How to prove element addition is injective for a cubical finite multi set?

Question

I'm playing around with the type of finite multisets as defined in the cubical standard library here: https://github.com/agda/cubical/blob/0d272ccbf6f3b142d1b723cead28209444bc896f/Cubical/HITs/FiniteMultiset/Base.agda#L15

data FMSet (A : Type ℓ) : Type ℓ where
  []    : FMSet A
  _∷_   : (x : A) → (xs : FMSet A) → FMSet A
  comm  : ∀ x y xs → x ∷ y ∷ xs ≡ y ∷ x ∷ xs
  trunc : isSet (FMSet A)

I was able to reproduce the proofs for count extensionality and one of my lemmas I showed that you can remove a element from both sides of an equality and keep the equality.

It was similar to this one: https://github.com/agda/cubical/blob/0d272ccbf6f3b142d1b723cead28209444bc896f/Cubical/HITs/FiniteMultiset/Properties.agda#L183

 remove1-≡-lemma : ∀ {a} {x} xs → a ≡ x → xs ≡ remove1 a (x ∷ xs)
 remove1-≡-lemma {a} {x} xs a≡x with discA a x
 ...                            | yes _   = refl
 ...                            | no  a≢x = ⊥.rec (a≢x a≡x)

My proofs weren't using the same syntax but in the core libraries syntax it was

 cons-path-lemma : ∀ {x} xs ys → (x ∷ xs) ≡ (x ∷ ys) → xs ≡ ys

where the proof is using remove1-≡-lemma path composed on both side of a path which is the argument path functionally composed with remove1 x.

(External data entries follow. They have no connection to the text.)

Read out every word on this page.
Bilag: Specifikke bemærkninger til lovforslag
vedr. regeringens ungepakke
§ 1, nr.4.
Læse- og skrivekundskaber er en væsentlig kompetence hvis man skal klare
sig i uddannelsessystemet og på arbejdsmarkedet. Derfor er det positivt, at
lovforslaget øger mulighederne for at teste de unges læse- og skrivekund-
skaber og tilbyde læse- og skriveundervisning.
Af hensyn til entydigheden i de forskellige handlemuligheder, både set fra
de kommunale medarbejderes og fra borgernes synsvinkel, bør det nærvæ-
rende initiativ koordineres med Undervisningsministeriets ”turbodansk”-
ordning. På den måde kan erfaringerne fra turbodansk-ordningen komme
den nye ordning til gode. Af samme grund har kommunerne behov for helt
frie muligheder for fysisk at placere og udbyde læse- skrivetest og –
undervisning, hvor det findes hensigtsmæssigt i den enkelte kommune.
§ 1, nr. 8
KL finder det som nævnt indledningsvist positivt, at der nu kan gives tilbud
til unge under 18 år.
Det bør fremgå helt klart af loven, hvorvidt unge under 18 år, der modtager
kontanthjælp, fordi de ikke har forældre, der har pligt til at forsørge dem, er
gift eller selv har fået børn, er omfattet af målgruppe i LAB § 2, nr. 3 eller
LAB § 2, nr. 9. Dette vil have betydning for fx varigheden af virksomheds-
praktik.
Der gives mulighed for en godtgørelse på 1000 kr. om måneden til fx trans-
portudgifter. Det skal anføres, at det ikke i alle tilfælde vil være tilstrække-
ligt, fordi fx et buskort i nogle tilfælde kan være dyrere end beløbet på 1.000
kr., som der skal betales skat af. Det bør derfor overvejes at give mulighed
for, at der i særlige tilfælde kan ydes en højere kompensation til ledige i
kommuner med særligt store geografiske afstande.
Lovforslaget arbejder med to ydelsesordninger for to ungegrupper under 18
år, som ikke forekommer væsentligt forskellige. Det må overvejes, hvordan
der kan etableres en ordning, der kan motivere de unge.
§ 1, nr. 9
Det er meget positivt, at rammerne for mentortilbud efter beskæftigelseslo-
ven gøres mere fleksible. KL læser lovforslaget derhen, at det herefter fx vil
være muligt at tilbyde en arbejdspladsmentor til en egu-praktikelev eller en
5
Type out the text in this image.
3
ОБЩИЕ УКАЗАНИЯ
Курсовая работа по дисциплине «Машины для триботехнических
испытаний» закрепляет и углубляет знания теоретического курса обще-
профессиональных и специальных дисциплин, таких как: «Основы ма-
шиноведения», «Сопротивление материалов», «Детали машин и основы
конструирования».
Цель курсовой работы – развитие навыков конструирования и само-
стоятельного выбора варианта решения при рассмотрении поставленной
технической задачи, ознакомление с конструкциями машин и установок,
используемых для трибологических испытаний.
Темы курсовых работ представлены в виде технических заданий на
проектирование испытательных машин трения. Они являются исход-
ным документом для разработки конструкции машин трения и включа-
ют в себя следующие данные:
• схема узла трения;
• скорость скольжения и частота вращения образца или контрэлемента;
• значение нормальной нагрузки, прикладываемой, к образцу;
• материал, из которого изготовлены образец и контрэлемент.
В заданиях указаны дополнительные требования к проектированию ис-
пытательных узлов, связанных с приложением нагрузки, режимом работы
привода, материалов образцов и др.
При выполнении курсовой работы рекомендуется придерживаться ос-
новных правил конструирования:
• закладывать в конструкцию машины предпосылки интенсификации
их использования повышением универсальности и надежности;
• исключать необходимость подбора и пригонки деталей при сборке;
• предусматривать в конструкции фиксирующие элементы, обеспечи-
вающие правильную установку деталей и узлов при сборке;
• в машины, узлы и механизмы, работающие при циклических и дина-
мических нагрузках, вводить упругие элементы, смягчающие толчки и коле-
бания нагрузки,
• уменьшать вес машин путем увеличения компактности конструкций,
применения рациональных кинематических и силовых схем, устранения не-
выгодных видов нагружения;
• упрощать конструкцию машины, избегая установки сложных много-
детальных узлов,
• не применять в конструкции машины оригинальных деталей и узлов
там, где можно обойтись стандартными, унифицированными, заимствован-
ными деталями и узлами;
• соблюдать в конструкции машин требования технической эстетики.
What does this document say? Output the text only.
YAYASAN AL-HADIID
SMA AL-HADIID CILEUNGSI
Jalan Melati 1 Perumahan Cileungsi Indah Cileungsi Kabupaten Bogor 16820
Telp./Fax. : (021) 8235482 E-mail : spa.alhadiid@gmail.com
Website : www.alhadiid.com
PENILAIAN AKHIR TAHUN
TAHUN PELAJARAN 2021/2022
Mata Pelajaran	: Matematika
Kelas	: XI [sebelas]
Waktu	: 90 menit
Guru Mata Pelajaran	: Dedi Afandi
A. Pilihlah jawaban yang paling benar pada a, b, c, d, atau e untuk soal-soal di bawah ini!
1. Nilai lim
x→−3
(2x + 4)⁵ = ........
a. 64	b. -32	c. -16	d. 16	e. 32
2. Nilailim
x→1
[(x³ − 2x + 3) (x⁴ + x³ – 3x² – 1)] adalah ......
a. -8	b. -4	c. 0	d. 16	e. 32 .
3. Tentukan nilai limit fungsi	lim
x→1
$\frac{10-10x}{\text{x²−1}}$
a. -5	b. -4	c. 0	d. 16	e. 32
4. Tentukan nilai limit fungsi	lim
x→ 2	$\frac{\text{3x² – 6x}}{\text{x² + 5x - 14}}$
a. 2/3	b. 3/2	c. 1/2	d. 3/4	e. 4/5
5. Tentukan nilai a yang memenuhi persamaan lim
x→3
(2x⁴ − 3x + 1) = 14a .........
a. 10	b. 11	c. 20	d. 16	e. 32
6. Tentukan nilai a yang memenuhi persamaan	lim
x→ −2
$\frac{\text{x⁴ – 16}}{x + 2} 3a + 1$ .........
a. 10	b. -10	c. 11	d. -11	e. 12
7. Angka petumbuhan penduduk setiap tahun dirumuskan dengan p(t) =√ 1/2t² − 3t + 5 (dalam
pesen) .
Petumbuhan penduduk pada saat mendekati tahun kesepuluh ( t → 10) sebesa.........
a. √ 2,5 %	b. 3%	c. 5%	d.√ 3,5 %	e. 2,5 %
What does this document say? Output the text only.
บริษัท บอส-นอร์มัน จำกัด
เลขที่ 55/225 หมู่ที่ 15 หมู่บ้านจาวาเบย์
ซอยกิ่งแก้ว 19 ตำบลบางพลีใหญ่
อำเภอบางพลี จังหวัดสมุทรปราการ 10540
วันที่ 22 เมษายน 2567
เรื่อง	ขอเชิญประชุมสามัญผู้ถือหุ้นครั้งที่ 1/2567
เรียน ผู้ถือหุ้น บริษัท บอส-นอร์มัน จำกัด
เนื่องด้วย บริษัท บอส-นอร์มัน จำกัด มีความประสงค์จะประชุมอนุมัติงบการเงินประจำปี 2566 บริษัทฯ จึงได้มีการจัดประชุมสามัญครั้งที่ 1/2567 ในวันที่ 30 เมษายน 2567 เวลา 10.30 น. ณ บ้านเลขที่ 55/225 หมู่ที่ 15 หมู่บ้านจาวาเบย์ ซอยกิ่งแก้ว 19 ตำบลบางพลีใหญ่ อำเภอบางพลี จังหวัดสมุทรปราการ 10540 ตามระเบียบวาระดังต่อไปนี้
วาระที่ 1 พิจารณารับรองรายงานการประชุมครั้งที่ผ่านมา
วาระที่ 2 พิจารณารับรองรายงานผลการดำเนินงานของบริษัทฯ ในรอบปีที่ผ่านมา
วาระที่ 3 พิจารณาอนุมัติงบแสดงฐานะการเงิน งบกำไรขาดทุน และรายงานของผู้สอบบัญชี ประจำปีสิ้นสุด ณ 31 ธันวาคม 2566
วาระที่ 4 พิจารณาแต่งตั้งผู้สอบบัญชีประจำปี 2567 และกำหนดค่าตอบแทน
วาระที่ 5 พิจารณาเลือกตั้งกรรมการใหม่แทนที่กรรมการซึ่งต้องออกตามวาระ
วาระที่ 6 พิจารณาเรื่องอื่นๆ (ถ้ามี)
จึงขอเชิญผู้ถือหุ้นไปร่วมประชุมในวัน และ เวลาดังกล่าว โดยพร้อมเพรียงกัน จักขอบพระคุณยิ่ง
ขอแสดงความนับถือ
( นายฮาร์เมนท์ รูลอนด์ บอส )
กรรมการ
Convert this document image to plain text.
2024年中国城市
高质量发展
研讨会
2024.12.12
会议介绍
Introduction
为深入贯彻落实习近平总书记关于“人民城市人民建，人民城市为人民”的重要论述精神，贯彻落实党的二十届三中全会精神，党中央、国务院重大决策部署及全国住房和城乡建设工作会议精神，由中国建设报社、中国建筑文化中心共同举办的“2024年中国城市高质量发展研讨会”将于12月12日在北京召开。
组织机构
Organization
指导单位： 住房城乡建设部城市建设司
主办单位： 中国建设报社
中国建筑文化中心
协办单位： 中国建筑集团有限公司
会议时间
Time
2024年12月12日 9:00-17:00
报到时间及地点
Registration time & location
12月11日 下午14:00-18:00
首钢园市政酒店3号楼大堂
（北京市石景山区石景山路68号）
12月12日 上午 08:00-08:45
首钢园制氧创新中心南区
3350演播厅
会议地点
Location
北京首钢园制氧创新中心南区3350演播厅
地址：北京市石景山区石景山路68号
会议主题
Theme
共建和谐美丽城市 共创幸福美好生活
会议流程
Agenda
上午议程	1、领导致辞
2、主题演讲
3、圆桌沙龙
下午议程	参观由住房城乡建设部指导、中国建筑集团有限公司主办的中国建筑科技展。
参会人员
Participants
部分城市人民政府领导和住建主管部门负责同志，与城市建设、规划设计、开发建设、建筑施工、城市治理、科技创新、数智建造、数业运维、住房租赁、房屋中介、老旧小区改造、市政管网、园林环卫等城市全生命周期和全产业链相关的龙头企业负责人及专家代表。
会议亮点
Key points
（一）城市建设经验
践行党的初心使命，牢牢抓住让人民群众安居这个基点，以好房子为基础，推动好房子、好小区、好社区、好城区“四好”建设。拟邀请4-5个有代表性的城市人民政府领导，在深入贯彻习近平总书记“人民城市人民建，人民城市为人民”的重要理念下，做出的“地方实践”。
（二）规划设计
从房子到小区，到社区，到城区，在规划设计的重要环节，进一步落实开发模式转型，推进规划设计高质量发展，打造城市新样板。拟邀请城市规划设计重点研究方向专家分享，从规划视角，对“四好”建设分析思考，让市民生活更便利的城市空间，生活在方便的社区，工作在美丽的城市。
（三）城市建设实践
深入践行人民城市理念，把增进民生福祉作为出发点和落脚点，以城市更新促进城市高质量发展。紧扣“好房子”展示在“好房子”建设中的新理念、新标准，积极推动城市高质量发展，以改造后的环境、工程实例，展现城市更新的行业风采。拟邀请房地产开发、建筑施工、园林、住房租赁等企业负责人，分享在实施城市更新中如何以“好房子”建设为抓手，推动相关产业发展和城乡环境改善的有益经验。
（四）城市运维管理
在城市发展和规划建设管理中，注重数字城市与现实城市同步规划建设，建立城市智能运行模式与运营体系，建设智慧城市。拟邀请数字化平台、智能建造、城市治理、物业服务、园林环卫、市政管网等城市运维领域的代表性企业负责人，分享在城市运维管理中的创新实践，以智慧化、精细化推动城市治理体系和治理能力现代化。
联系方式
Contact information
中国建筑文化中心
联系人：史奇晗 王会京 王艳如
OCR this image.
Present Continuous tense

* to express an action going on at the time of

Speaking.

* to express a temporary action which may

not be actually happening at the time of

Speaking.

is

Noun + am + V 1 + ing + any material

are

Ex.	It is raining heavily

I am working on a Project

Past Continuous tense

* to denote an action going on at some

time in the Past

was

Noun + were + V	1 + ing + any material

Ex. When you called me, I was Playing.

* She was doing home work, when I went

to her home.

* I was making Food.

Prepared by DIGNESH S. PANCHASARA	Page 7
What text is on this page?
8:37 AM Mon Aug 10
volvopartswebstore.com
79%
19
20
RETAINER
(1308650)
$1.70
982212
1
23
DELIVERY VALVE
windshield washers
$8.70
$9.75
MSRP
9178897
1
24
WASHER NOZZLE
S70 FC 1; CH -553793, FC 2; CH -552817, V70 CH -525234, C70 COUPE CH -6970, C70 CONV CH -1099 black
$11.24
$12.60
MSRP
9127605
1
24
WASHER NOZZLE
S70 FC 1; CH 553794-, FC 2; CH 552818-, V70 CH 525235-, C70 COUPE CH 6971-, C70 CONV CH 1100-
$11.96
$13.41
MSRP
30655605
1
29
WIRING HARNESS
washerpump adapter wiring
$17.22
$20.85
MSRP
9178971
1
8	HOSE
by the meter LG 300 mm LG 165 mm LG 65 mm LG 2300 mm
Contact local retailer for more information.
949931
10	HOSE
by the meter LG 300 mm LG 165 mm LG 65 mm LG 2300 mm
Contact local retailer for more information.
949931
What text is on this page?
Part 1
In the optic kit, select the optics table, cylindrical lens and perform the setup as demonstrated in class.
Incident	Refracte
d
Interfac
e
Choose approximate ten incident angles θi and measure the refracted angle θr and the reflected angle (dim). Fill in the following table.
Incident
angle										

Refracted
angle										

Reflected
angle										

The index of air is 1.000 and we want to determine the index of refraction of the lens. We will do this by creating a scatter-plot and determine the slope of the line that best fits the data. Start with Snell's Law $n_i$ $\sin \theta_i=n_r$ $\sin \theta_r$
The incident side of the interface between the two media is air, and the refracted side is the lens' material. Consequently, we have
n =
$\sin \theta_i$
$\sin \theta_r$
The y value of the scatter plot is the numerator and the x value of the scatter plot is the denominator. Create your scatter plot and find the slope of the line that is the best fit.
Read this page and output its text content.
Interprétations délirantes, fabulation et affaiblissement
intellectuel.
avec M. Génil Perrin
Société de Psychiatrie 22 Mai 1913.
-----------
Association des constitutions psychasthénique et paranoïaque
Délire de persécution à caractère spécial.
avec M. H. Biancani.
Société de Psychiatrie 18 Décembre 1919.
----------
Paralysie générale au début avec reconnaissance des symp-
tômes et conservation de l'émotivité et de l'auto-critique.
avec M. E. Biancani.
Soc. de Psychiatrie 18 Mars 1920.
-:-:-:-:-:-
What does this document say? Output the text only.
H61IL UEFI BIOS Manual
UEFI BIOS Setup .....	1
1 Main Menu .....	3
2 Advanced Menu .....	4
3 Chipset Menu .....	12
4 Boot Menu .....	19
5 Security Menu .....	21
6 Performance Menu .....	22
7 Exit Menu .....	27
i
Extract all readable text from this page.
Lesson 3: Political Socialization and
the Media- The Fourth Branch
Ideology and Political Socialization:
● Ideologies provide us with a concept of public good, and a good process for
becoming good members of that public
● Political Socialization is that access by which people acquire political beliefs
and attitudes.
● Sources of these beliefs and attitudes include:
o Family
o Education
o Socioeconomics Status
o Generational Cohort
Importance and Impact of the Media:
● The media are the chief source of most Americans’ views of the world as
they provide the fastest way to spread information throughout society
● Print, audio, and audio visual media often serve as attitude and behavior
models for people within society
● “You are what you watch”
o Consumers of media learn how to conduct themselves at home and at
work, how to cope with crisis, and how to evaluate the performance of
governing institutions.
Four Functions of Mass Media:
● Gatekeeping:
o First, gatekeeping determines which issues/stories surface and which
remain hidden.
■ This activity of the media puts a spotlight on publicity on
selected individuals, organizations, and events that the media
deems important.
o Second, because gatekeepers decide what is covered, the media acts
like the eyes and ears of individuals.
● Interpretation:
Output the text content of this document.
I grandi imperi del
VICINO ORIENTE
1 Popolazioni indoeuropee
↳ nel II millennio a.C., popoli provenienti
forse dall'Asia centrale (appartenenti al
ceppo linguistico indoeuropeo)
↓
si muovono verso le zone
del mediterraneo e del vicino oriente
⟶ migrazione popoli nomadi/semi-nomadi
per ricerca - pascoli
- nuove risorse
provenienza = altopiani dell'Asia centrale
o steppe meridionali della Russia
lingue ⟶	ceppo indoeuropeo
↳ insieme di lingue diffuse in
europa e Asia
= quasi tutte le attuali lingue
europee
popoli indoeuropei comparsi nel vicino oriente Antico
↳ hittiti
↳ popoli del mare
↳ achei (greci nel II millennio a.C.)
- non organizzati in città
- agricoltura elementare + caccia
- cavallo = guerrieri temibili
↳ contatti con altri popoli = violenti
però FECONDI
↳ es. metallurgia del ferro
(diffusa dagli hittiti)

This requires the type of the values to have decidable equality as remove1 doesn't make sense without it. But the lemma itself doesn't mention decidable equality, and so I thought I would try to prove it without having that as a hypothesis. Its now a week later and I'm at my wits end because this seems so 'obvious' but so stubborn to prove.

I'm thinking that my intuition about this being provable may be coming from my classical math background, and so it doesn't follow constructively/contiuously.

So my question is: Is this provable with no assumptions on the element type? If so what would the general structure of the proof look like, I have had trouble getting proofs that want to induct over the two FMSets simultaneously to work (as I'm mostly guessing when trying to get paths to line up as necessary). If it is not provable with no assumptions, is it possible to show that it is equivalent in some form to the necessary assumptions?

Answer 1

I can't offer a proof but an argument why it should be provable without assuming decidability. I think finite multisets can be represented as functions Fin n -> A and equality between multisets f and g is given by a permutation phi : Fin n ~ Fin n, (that is invertible functions on Fin n) such that f o phi = g. Now

(a :: f) 0 = a (a :: f) (suc i) = f i

If phi : Fin (suc n) ~ Fin (suc n) proves that a :: f = a :: g you can construct a psi : Fin n ~ Fin n which proves that f = g. If phi 0 = 0 then psi n = phi (suc n) otherwise you have to obtain psi by assigning phi^-1 0 to phi 0. However this case analysis is on Fin n.

I think representing the permutation group by swapping adjacent elements is just an inconvenient representation for this problem.